The early tender results are as follows, with pricing scheduled for 11 a.m. ET on May 24 using a reference security plus a fixed spread for a hypothetical total purchase price for each $1,000 principal amount and the notes listed in order of priority acceptance levels:

• $560,759,000, or 74.77%, of the $750 million 4.875% notes due February 2021 issued by Forest Labs with tender sub-cap of $300 million and pricing to be set using the 1.875% U.S. Treasury note due April 30, 2022 plus 45 basis points for a hypothetical total purchase price of $1,082.49;

• $543,290,000, or 54.33%, of the $1 billion 4.625% notes due October 2042 issued by Allergan Finance with tender sub-cap of $543.29 million, up from $400 million, and pricing to be set using the 2.875% U.S. Treasury note due Nov. 15, 2046 plus 135 bps for a hypothetical total purchase price of $1,035.27;

• $952,317,000, or 90.70%, of the $1.05 billion 4.375% notes due February 2019 issued by Forest Labs with tender sub-cap of $700 million, up from $420 million, and pricing to be set using the 1.25% U.S. Treasury note due April 30, 2019 plus 50 bps for a hypothetical total purchase price of $1,035.34;

• $1,953,843,000, or 78.15%, of the $2.5 billion 4.75% notes due March 2045 issued by Allergan Funding with tender sub-cap of $1.3 billion, up from $1 billion, and pricing to be set using the 2.875% U.S. Treasury note due Nov. 15, 2046 plus 135 bps for a hypothetical total purchase price of $1,056.87;

• $1,114,974,000, or 74.33%, of the $1.5 billion 4.85% notes due June 2044 issued by Allergan Funding with tender sub-cap of $375 million and pricing to be set using the 2.875% U.S. Treasury note due Nov. 15, 2046 plus 140 bps for a hypothetical total purchase price of $1,063.53;

• $1,458,082,000, or 58.32%, of the $2.5 billion 4.55% notes due March 2035 issued by Allergan Funding with pricing based on the 2.875% U.S. Treasury note due Nov. 15, 2046 plus 130 bps for a hypothetical total purchase price of $1,025.30;

• $227,604,000, or 35.02%, of the $650 million 3.375% notes due September 2020 issued by Allergan, Inc. with pricing based on the 1.5% U.S. Treasury note due April 30, 2020 plus 75 bps for a hypothetical total purchase price of $1,034.00; and

• $909,465,000, or 53.5%, of the $1.7 billion 3.25% notes due October 2022 issued by Allergan Finance with pricing based on the 1.875% U.S. Treasury note due April 30, 2022 plus 90 bps for a hypothetical total purchase price of $1,019.77.
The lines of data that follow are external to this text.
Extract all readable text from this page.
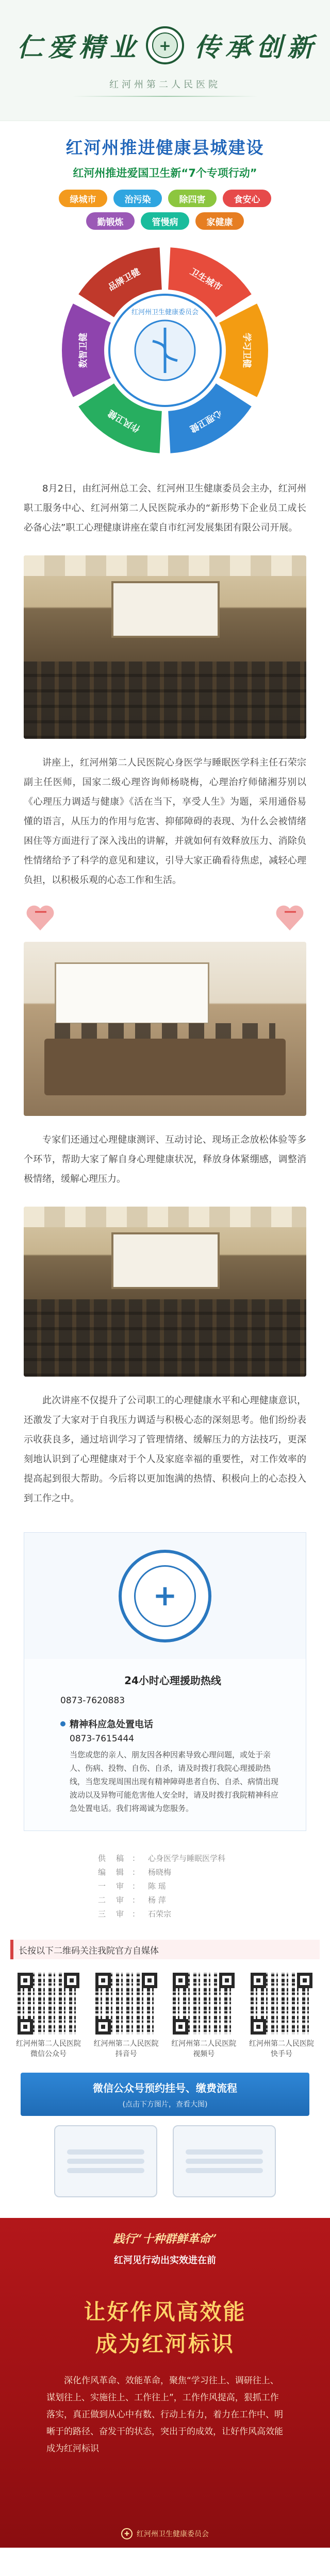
仁 爱 精 业	+ 传 承 创 新
红河州第二人民医院
红河州推进健康县城建设
红河州推进爱国卫生新“7个专项行动”
绿城市	治污染	除四害	食安心
勤锻炼	管慢病	家健康
卫生城市
学习卫健
心理卫健
作风卫健
数智卫健
品牌卫健
红河州卫生健康委员会

8月2日，由红河州总工会、红河州卫生健康委员会主办，红河州职工服务中心、红河州第二人民医院承办的“新形势下企业员工成长必备心法”职工心理健康讲座在蒙自市红河发展集团有限公司开展。

讲座上，红河州第二人民医院心身医学与睡眠医学科主任石荣宗副主任医师，国家二级心理咨询师杨晓梅，心理治疗师储湘芬别以《心理压力调适与健康》《活在当下，享受人生》为题，采用通俗易懂的语言，从压力的作用与危害、抑郁障碍的表现、为什么会被情绪困住等方面进行了深入浅出的讲解，并就如何有效释放压力、消除负性情绪给予了科学的意见和建议，引导大家正确看待焦虑，减轻心理负担，以积极乐观的心态工作和生活。

专家们还通过心理健康测评、互动讨论、现场正念放松体验等多个环节，帮助大家了解自身心理健康状况，释放身体紧绷感，调整消极情绪，缓解心理压力。

此次讲座不仅提升了公司职工的心理健康水平和心理健康意识，还激发了大家对于自我压力调适与积极心态的深刻思考。他们纷纷表示收获良多，通过培训学习了管理情绪、缓解压力的方法技巧，更深刻地认识到了心理健康对于个人及家庭幸福的重要性，对工作效率的提高起到很大帮助。今后将以更加饱满的热情、积极向上的心态投入到工作之中。

+
24小时心理援助热线
0873-7620883
精神科应急处置电话
0873-7615444
当您或您的亲人、朋友因各种因素导致心理问题，或处于亲人、伤病、投物、自伤、自杀，请及时拨打我院心理援助热线，当您发现周围出现有精神障碍患者自伤、自杀、病情出现波动以及异物可能危害他人安全时，请及时拨打我院精神科应急处置电话。我们将竭诚为您服务。
供稿 ： 心身医学与睡眠医学科
编辑 ： 杨晓梅
一审 ： 陈 瑶
二审 ： 杨 萍
三审 ： 石荣宗
长按以下二维码关注我院官方自媒体
红河州第二人民医院微信公众号
红河州第二人民医院抖音号
红河州第二人民医院视频号
红河州第二人民医院快手号
微信公众号预约挂号、缴费流程
(点击下方图片，查看大图)
践行“十种群鲜革命”
红河见行动出实效进在前
让好作风高效能
成为红河标识
深化作风革命、效能革命，聚焦“学习往上、调研往上、谋划往上、实施往上、工作往上”，工作作风提高，狠抓工作落实，真正做到从心中有数、行动上有力，着力在工作中、明晰于的路径、奋发干的状态，突出于的成效，让好作风高效能成为红河标识
✚ 红河州卫生健康委员会
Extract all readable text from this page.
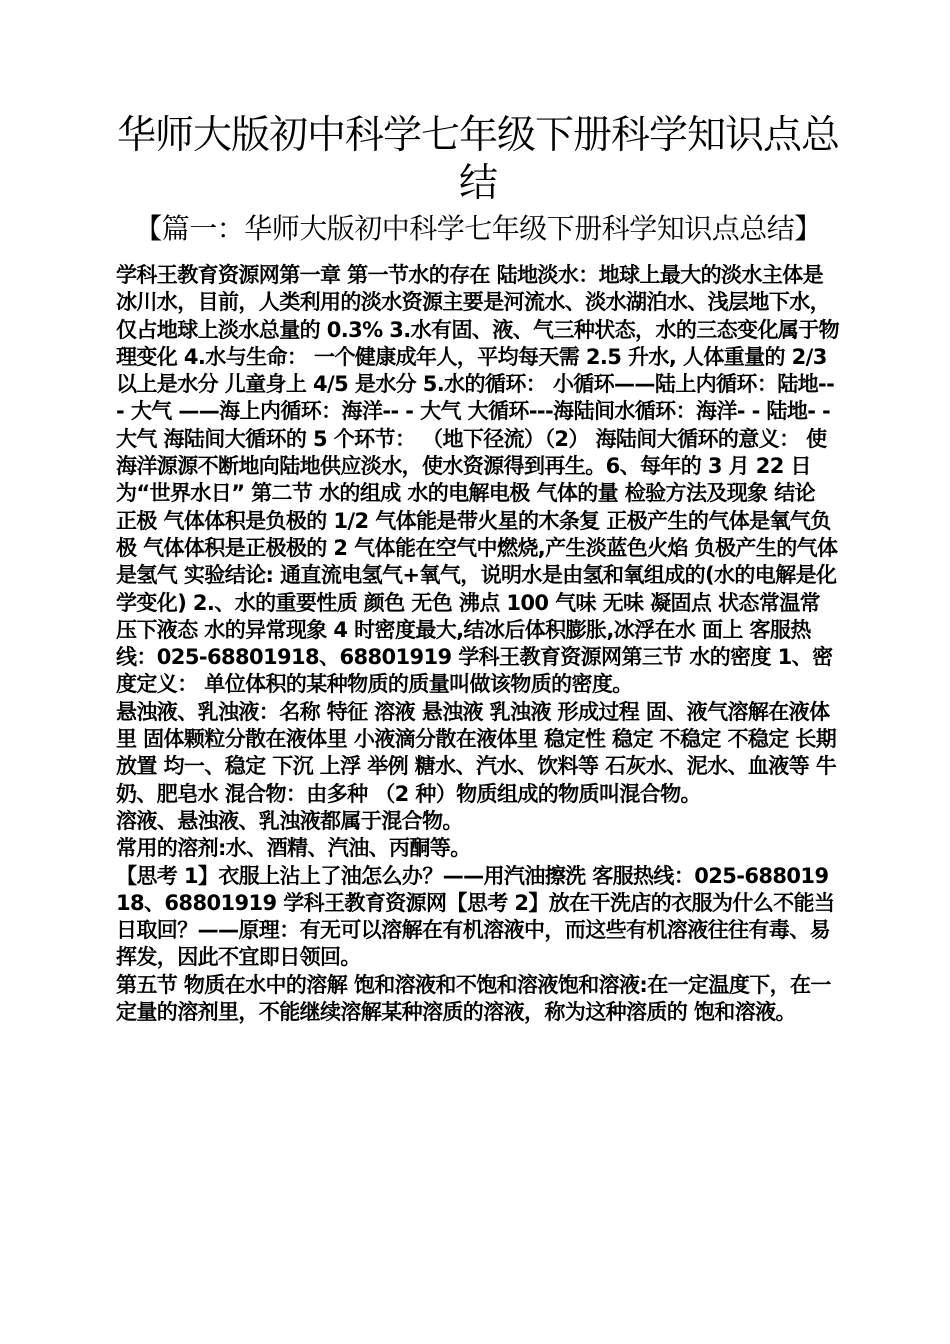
华师大版初中科学七年级下册科学知识点总结
【篇一：华师大版初中科学七年级下册科学知识点总结】

学科王教育资源网第一章 第一节水的存在 陆地淡水：地球上最大的淡水主体是冰川水，目前，人类利用的淡水资源主要是河流水、淡水湖泊水、浅层地下水，仅占地球上淡水总量的 0.3% 3.水有固、液、气三种状态，水的三态变化属于物理变化 4.水与生命： 一个健康成年人，平均每天需 2.5 升水, 人体重量的 2/3 以上是水分 儿童身上 4/5 是水分 5.水的循环： 小循环——陆上内循环：陆地-- - 大气 ——海上内循环：海洋-- - 大气 大循环---海陆间水循环：海洋- - 陆地- - 大气 海陆间大循环的 5 个环节： （地下径流）（2） 海陆间大循环的意义： 使海洋源源不断地向陆地供应淡水，使水资源得到再生。6、每年的 3 月 22 日为“世界水日” 第二节 水的组成 水的电解电极 气体的量 检验方法及现象 结论 正极 气体体积是负极的 1/2 气体能是带火星的木条复 正极产生的气体是氧气负极 气体体积是正极极的 2 气体能在空气中燃烧,产生淡蓝色火焰 负极产生的气体是氢气 实验结论: 通直流电氢气+氧气，说明水是由氢和氧组成的(水的电解是化学变化) 2.、水的重要性质 颜色 无色 沸点 100 气味 无味 凝固点 状态常温常压下液态 水的异常现象 4 时密度最大,结冰后体积膨胀,冰浮在水 面上 客服热线：025-68801918、68801919 学科王教育资源网第三节 水的密度 1、密度定义： 单位体积的某种物质的质量叫做该物质的密度。

悬浊液、乳浊液：名称 特征 溶液 悬浊液 乳浊液 形成过程 固、液气溶解在液体里 固体颗粒分散在液体里 小液滴分散在液体里 稳定性 稳定 不稳定 不稳定 长期放置 均一、稳定 下沉 上浮 举例 糖水、汽水、饮料等 石灰水、泥水、血液等 牛奶、肥皂水 混合物：由多种 （2 种）物质组成的物质叫混合物。

溶液、悬浊液、乳浊液都属于混合物。

常用的溶剂:水、酒精、汽油、丙酮等。

【思考 1】衣服上沾上了油怎么办？——用汽油擦洗 客服热线：025-68801918、68801919 学科王教育资源网【思考 2】放在干洗店的衣服为什么不能当日取回？——原理：有无可以溶解在有机溶液中，而这些有机溶液往往有毒、易挥发，因此不宜即日领回。

第五节 物质在水中的溶解 饱和溶液和不饱和溶液饱和溶液:在一定温度下，在一定量的溶剂里，不能继续溶解某种溶质的溶液，称为这种溶质的 饱和溶液。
Because the offers were oversubscribed for the 4.875% notes due February 2021, the 4.375% notes due February 2019 and the 4.75% notes due March 2045, the proration rate of about 5.5% for the 4.875% notes, about 73.5% for the 4.375% notes and about 66.5% for the 4.75% notes.

The total purchase price will include an early tender premium of $30.00 for each $1,000 principal amount of notes tendered by the early tender deadline.

The hypothetical total purchase price was set using the U.S. Treasury reference security as of 11 a.m. ET on May 9, assuming an early settlement date of May 30.

Holders also will receive accrued interest up to but excluding the settlement date.

Tendered notes may not be withdrawn after the early deadline.

Allergan Funding SCS said on Wednesday that it expects to satisfy the financing condition with the issue of senior notes on May 26.

Morgan Stanley & Co. LLC (800 624-1808 or 212 761-1057), BofA Merrill Lynch (888 292-0070 or 980 387-3907) and Citigroup Global Markets Inc. (800 558-3745 or 212 723-6106) are the lead dealer managers. Barclays, BNP Paribas Securities Corp., HSBC and Mizuho Securities USA LLC are the co-dealer managers.

Global Bondholder Services Corp. (866 470-4200, 212 430-3774 or gbsc-usa.com/Allergan) is the tender and information agent.

Allergan is an Irvine, Calif.-based multi-specialty health care company.